Physiological pain. Pain that responds to anaesthetic eye drops, such as proparacaine hydrochloride, or steroid drops, implies that this is physiological pain originating in the peripheral nerves. Physiological pain can be reduced by treating the underlying cause of the pain and/or by reducing inflammation.
Neuropathic pain. Eyes that don’t respond to anaesthetic drops, or steroid drops in the case of ocular inflammation, suggest a neuropathic type of pain which can be very difficult to treat. Systemic, or even psychological, interventions may be required (ideally via a specialised pain management clinic, although these are not widely available).
Whatever the cause of the pain, the most important management aim is to reduce, or help the patient cope with, the pain. Possible methods of management are outlined below. Alternatives that can be safely performed in the clinical office without the need for a surgical room are classified as “non-invasive” in this article.
Treatment of the underlying cause is important, it is also essential that the patient understands the irreversible loss of visual function; this will help when discussing some of the management options, particularly the more invasive types of treatment.
The first line of treatment usually consists of topical eye drops that may include lubricants, anti-inflammatory drugs (both steroidal and non-steroidal) as well as immunomodulators.
Eye drops containing atropine (a cycloplegic) are commonly used to reduce possible ciliary spasm.
A combination of pressure-lowering, steroid, and cycloplegic drops used in the long term can help to reduce pain for patients with a painful blind eye resulting from neovascular glaucoma.
Steroid drops, lubricants and, in some cases, therapeutic contact lenses are useful for patients with corneal issues, for example, a painful blind eye after multiple failed corneal transplants.
Retrobulbar injection of absolute (100%) alcohol to destroy the sensory ciliary nerves has also been used as a pain management option.2
Systemic drugs, including antidepressants and anticonvulsants, can be used for some types of neuropathic corneal pain. These would be given in collaboration with a family doctor or at a pain clinic.

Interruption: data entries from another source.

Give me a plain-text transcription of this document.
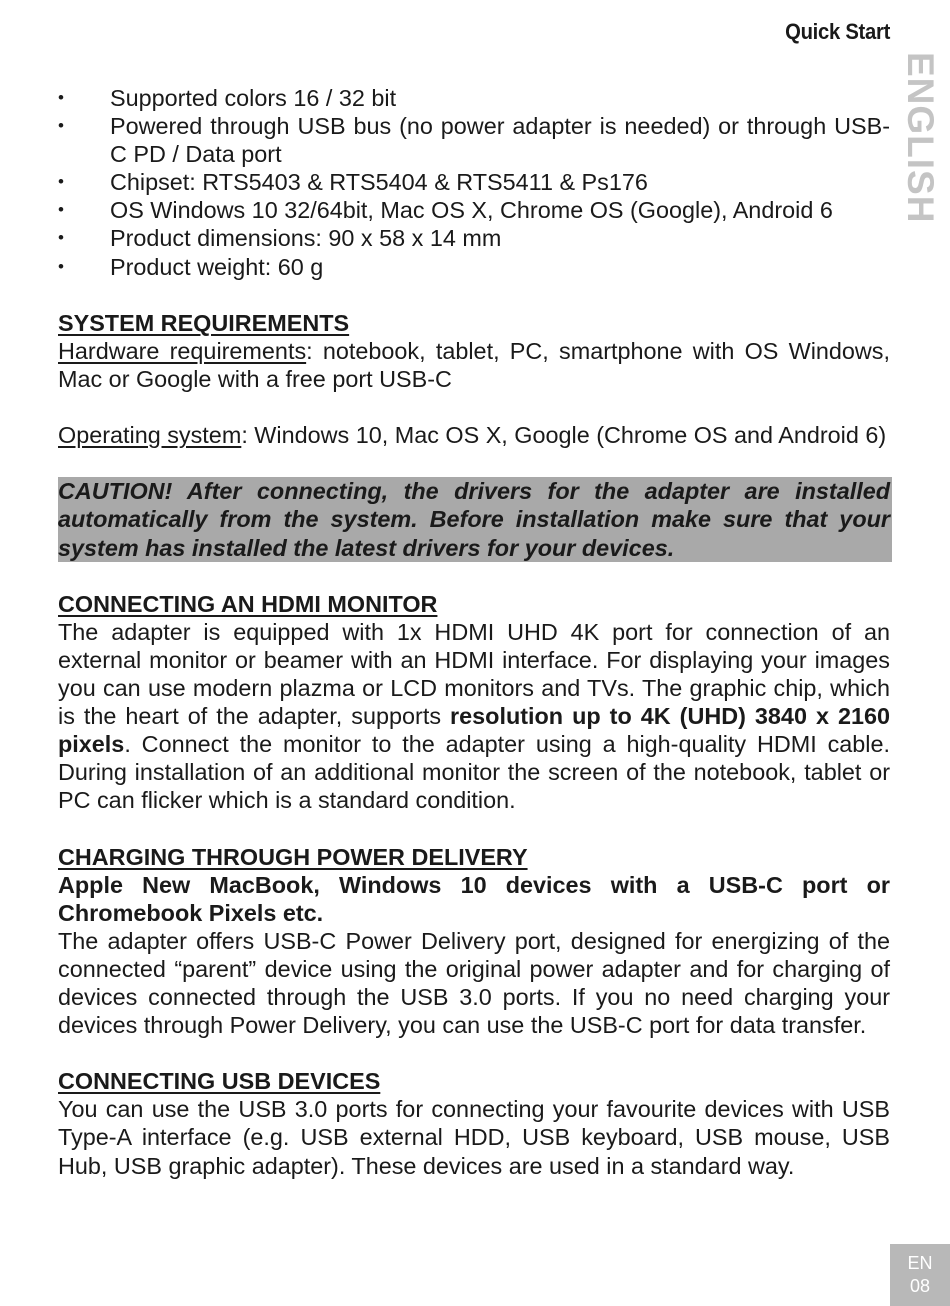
Quick Start
ENGLISH
• Supported colors 16 / 32 bit
• Powered through USB bus (no power adapter is needed) or through USB-C PD / Data port
• Chipset: RTS5403 & RTS5404 & RTS5411 & Ps176
• OS Windows 10 32/64bit, Mac OS X, Chrome OS (Google), Android 6
• Product dimensions: 90 x 58 x 14 mm
• Product weight: 60 g
SYSTEM REQUIREMENTS

Hardware requirements: notebook, tablet, PC, smartphone with OS Windows, Mac or Google with a free port USB-C

Operating system: Windows 10, Mac OS X, Google (Chrome OS and Android 6)

CAUTION! After connecting, the drivers for the adapter are installed automatically from the system. Before installation make sure that your system has installed the latest drivers for your devices.

CONNECTING AN HDMI MONITOR

The adapter is equipped with 1x HDMI UHD 4K port for connection of an external monitor or beamer with an HDMI interface. For displaying your images you can use modern plazma or LCD monitors and TVs. The graphic chip, which is the heart of the adapter, supports resolution up to 4K (UHD) 3840 x 2160 pixels. Connect the monitor to the adapter using a high-quality HDMI cable. During installation of an additional monitor the screen of the notebook, tablet or PC can flicker which is a standard condition.

CHARGING THROUGH POWER DELIVERY

Apple New MacBook, Windows 10 devices with a USB-C port or Chromebook Pixels etc.

The adapter offers USB-C Power Delivery port, designed for energizing of the connected “parent” device using the original power adapter and for charging of devices connected through the USB 3.0 ports. If you no need charging your devices through Power Delivery, you can use the USB-C port for data transfer.

CONNECTING USB DEVICES

You can use the USB 3.0 ports for connecting your favourite devices with USB Type-A interface (e.g. USB external HDD, USB keyboard, USB mouse, USB Hub, USB graphic adapter). These devices are used in a standard way.

EN
08
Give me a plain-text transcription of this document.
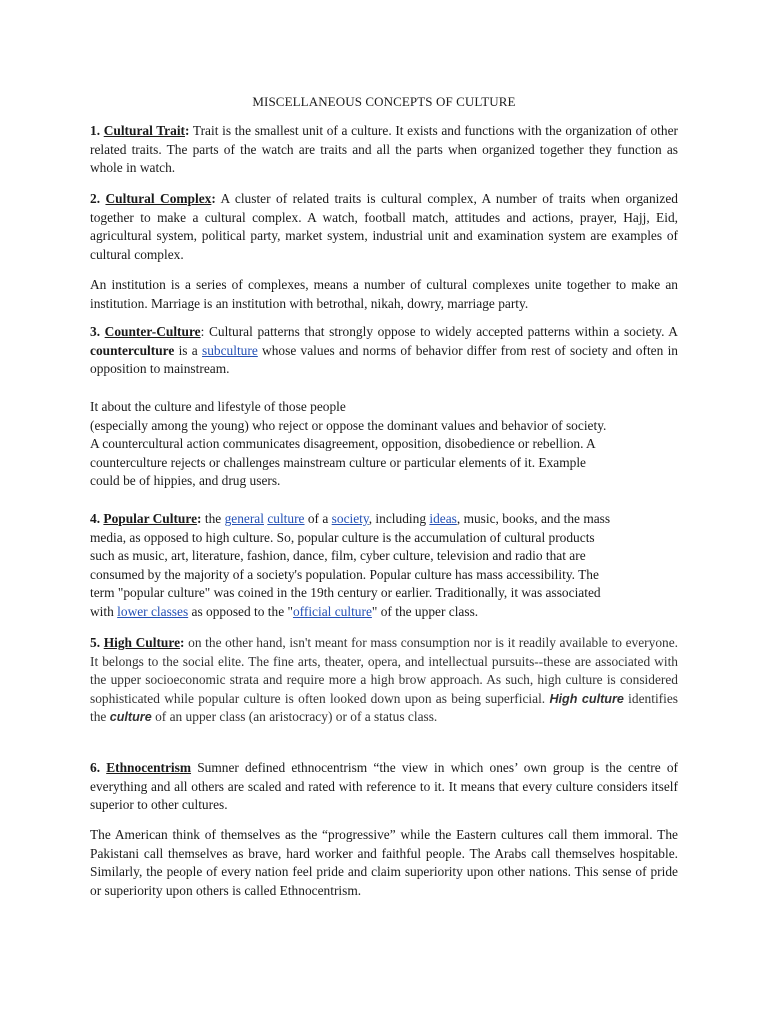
MISCELLANEOUS CONCEPTS OF CULTURE

1. Cultural Trait: Trait is the smallest unit of a culture. It exists and functions with the organization of other related traits. The parts of the watch are traits and all the parts when organized together they function as whole in watch.

2. Cultural Complex: A cluster of related traits is cultural complex, A number of traits when organized together to make a cultural complex. A watch, football match, attitudes and actions, prayer, Hajj, Eid, agricultural system, political party, market system, industrial unit and examination system are examples of cultural complex.

An institution is a series of complexes, means a number of cultural complexes unite together to make an institution. Marriage is an institution with betrothal, nikah, dowry, marriage party.

3. Counter-Culture: Cultural patterns that strongly oppose to widely accepted patterns within a society. A counterculture is a subculture whose values and norms of behavior differ from rest of society and often in opposition to mainstream.

It about the culture and lifestyle of those people
(especially among the young) who reject or oppose the dominant values and behavior of society.
A countercultural action communicates disagreement, opposition, disobedience or rebellion. A
counterculture rejects or challenges mainstream culture or particular elements of it. Example
could be of hippies, and drug users.
4. Popular Culture: the general culture of a society, including ideas, music, books, and the mass
media, as opposed to high culture. So, popular culture is the accumulation of cultural products
such as music, art, literature, fashion, dance, film, cyber culture, television and radio that are
consumed by the majority of a society's population. Popular culture has mass accessibility. The
term "popular culture" was coined in the 19th century or earlier. Traditionally, it was associated
with lower classes as opposed to the "official culture" of the upper class.

5. High Culture: on the other hand, isn't meant for mass consumption nor is it readily available to everyone. It belongs to the social elite. The fine arts, theater, opera, and intellectual pursuits--these are associated with the upper socioeconomic strata and require more a high brow approach. As such, high culture is considered sophisticated while popular culture is often looked down upon as being superficial. High culture identifies the culture of an upper class (an aristocracy) or of a status class.

6. Ethnocentrism Sumner defined ethnocentrism “the view in which ones’ own group is the centre of everything and all others are scaled and rated with reference to it. It means that every culture considers itself superior to other cultures.

The American think of themselves as the “progressive” while the Eastern cultures call them immoral. The Pakistani call themselves as brave, hard worker and faithful people. The Arabs call themselves hospitable. Similarly, the people of every nation feel pride and claim superiority upon other nations. This sense of pride or superiority upon others is called Ethnocentrism.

Where a high intraocular pressure is likely contributing to the pain, transscleral and endocyclophotocoagulation, high-intensity focused ultrasound (ultrasound cycloplasty),3 and cyclocryotherapy3 can be used. Destruction of the ciliary body and reduced aqueous production is the common mechanism of action and they offer the advantage of repeated treatments. Cyclocryotherapy is appropriate where vision has been lost completely.

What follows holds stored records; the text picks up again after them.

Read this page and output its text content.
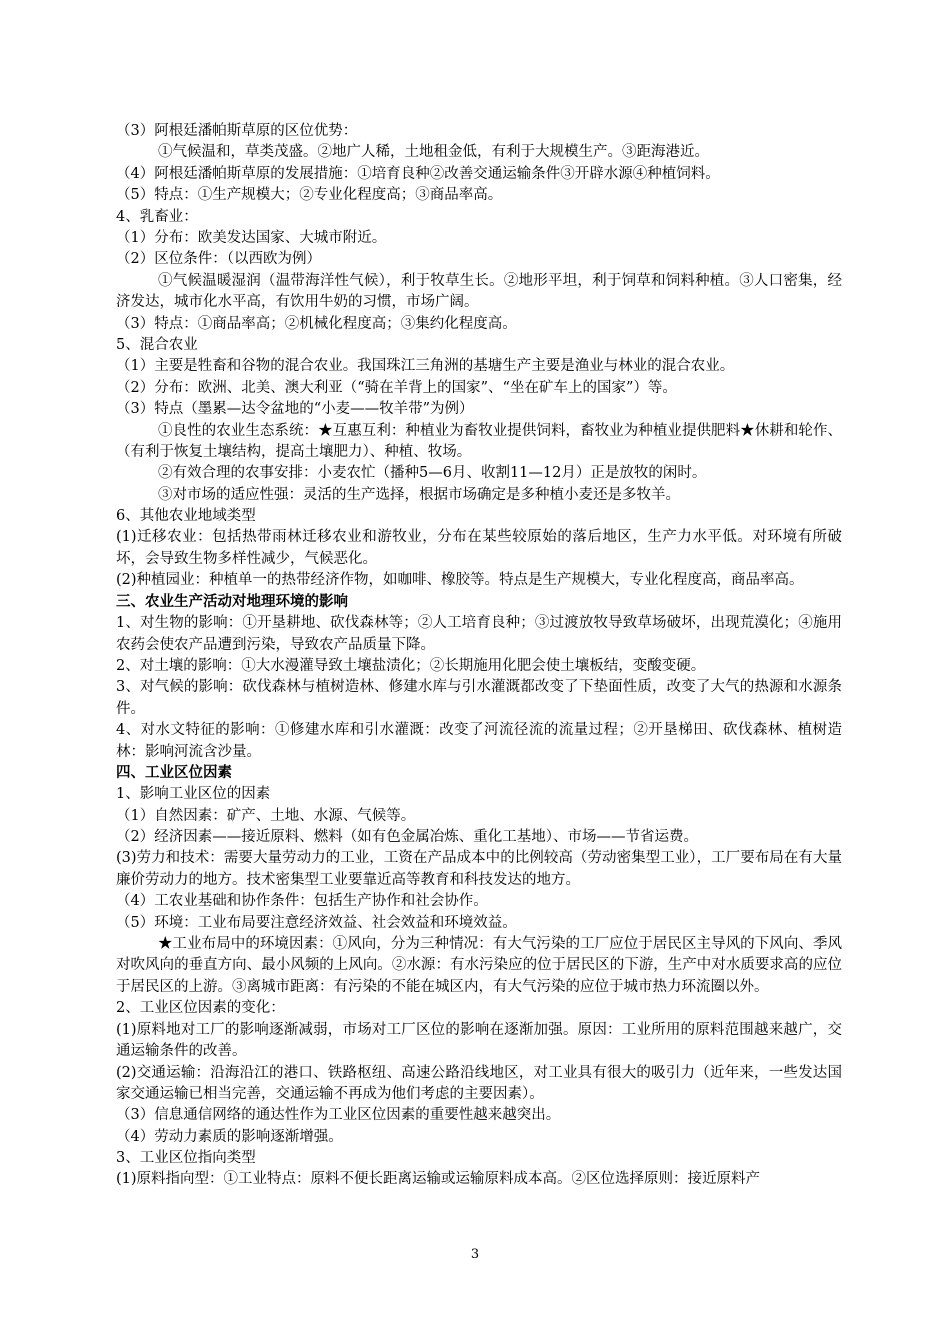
（3）阿根廷潘帕斯草原的区位优势：
①气候温和，草类茂盛。②地广人稀，土地租金低，有利于大规模生产。③距海港近。
（4）阿根廷潘帕斯草原的发展措施：①培育良种②改善交通运输条件③开辟水源④种植饲料。
（5）特点：①生产规模大；②专业化程度高；③商品率高。
4、乳畜业：
（1）分布：欧美发达国家、大城市附近。
（2）区位条件：（以西欧为例）
①气候温暖湿润（温带海洋性气候），利于牧草生长。②地形平坦，利于饲草和饲料种植。③人口密集，经济发达，城市化水平高，有饮用牛奶的习惯，市场广阔。
（3）特点：①商品率高；②机械化程度高；③集约化程度高。
5、混合农业
（1）主要是牲畜和谷物的混合农业。我国珠江三角洲的基塘生产主要是渔业与林业的混合农业。
（2）分布：欧洲、北美、澳大利亚（“骑在羊背上的国家”、“坐在矿车上的国家”）等。
（3）特点（墨累—达令盆地的“小麦——牧羊带”为例）
①良性的农业生态系统：★互惠互利：种植业为畜牧业提供饲料，畜牧业为种植业提供肥料★休耕和轮作、（有利于恢复土壤结构，提高土壤肥力）、种植、牧场。
②有效合理的农事安排：小麦农忙（播种5—6月、收割11—12月）正是放牧的闲时。
③对市场的适应性强：灵活的生产选择，根据市场确定是多种植小麦还是多牧羊。
6、其他农业地域类型
(1)迁移农业：包括热带雨林迁移农业和游牧业，分布在某些较原始的落后地区，生产力水平低。对环境有所破坏，会导致生物多样性减少，气候恶化。
(2)种植园业：种植单一的热带经济作物，如咖啡、橡胶等。特点是生产规模大，专业化程度高，商品率高。
三、农业生产活动对地理环境的影响
1、对生物的影响：①开垦耕地、砍伐森林等；②人工培育良种；③过渡放牧导致草场破坏，出现荒漠化；④施用农药会使农产品遭到污染，导致农产品质量下降。
2、对土壤的影响：①大水漫灌导致土壤盐渍化；②长期施用化肥会使土壤板结，变酸变硬。
3、对气候的影响：砍伐森林与植树造林、修建水库与引水灌溉都改变了下垫面性质，改变了大气的热源和水源条件。
4、对水文特征的影响：①修建水库和引水灌溉：改变了河流径流的流量过程；②开垦梯田、砍伐森林、植树造林：影响河流含沙量。
四、工业区位因素
1、影响工业区位的因素
（1）自然因素：矿产、土地、水源、气候等。
（2）经济因素——接近原料、燃料（如有色金属冶炼、重化工基地）、市场——节省运费。
(3)劳力和技术：需要大量劳动力的工业，工资在产品成本中的比例较高（劳动密集型工业），工厂要布局在有大量廉价劳动力的地方。技术密集型工业要靠近高等教育和科技发达的地方。
（4）工农业基础和协作条件：包括生产协作和社会协作。
（5）环境：工业布局要注意经济效益、社会效益和环境效益。
★工业布局中的环境因素：①风向，分为三种情况：有大气污染的工厂应位于居民区主导风的下风向、季风对吹风向的垂直方向、最小风频的上风向。②水源：有水污染应的位于居民区的下游，生产中对水质要求高的应位于居民区的上游。③离城市距离：有污染的不能在城区内，有大气污染的应位于城市热力环流圈以外。
2、工业区位因素的变化：
(1)原料地对工厂的影响逐渐减弱，市场对工厂区位的影响在逐渐加强。原因：工业所用的原料范围越来越广，交通运输条件的改善。
(2)交通运输：沿海沿江的港口、铁路枢纽、高速公路沿线地区，对工业具有很大的吸引力（近年来，一些发达国家交通运输已相当完善，交通运输不再成为他们考虑的主要因素）。
（3）信息通信网络的通达性作为工业区位因素的重要性越来越突出。
（4）劳动力素质的影响逐渐增强。
3、工业区位指向类型
(1)原料指向型：①工业特点：原料不便长距离运输或运输原料成本高。②区位选择原则：接近原料产
3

Surgical correction and even implantation of electrode devices have been used for neuropathic ocular surface-related disorders.
Evisceration (removal of the eyeball contents while leaving the sclera, the outer layer of the eyeball behind) and enucleation (complete removal of the eyeball) are the final alternatives that can grant definitive relief.4
An understanding of the underlying mechanism, and awareness of the different treatment options, will help direct the best approach for individual patients and achieve sustained pain relief.
1. Belmonte C, Acosta MC, Merayo-Lloves J, Gallar J. What Causes Eye Pain? Curr Ophthalmol Rep. 2015;3(2):111-121.
2. Bhatia J, Narayanadas B, Varghese M, Faruk M, Hafez A, Bhatia N, Bhatia A. Retrobulbar alcohol injection: a forgotten therapy for management of painful blind eye. Oman J Ophthalmol. 2018;11(2):190-191.
3. Ruixue W, Tao W, Ning L. A Comparative Study between Ultrasound Cycloplasty and Cyclocryotherapy for the Treatment of Neovascular Glaucoma. J Ophthalmol. 2020:4016536.
4. Shah-Desai SD, Tyers AG, Manners RM. Painful blind eye: efficacy of enucleation and evisceration in resolving ocular pain. Br J Ophthalmol. 2000;84(4):437-438.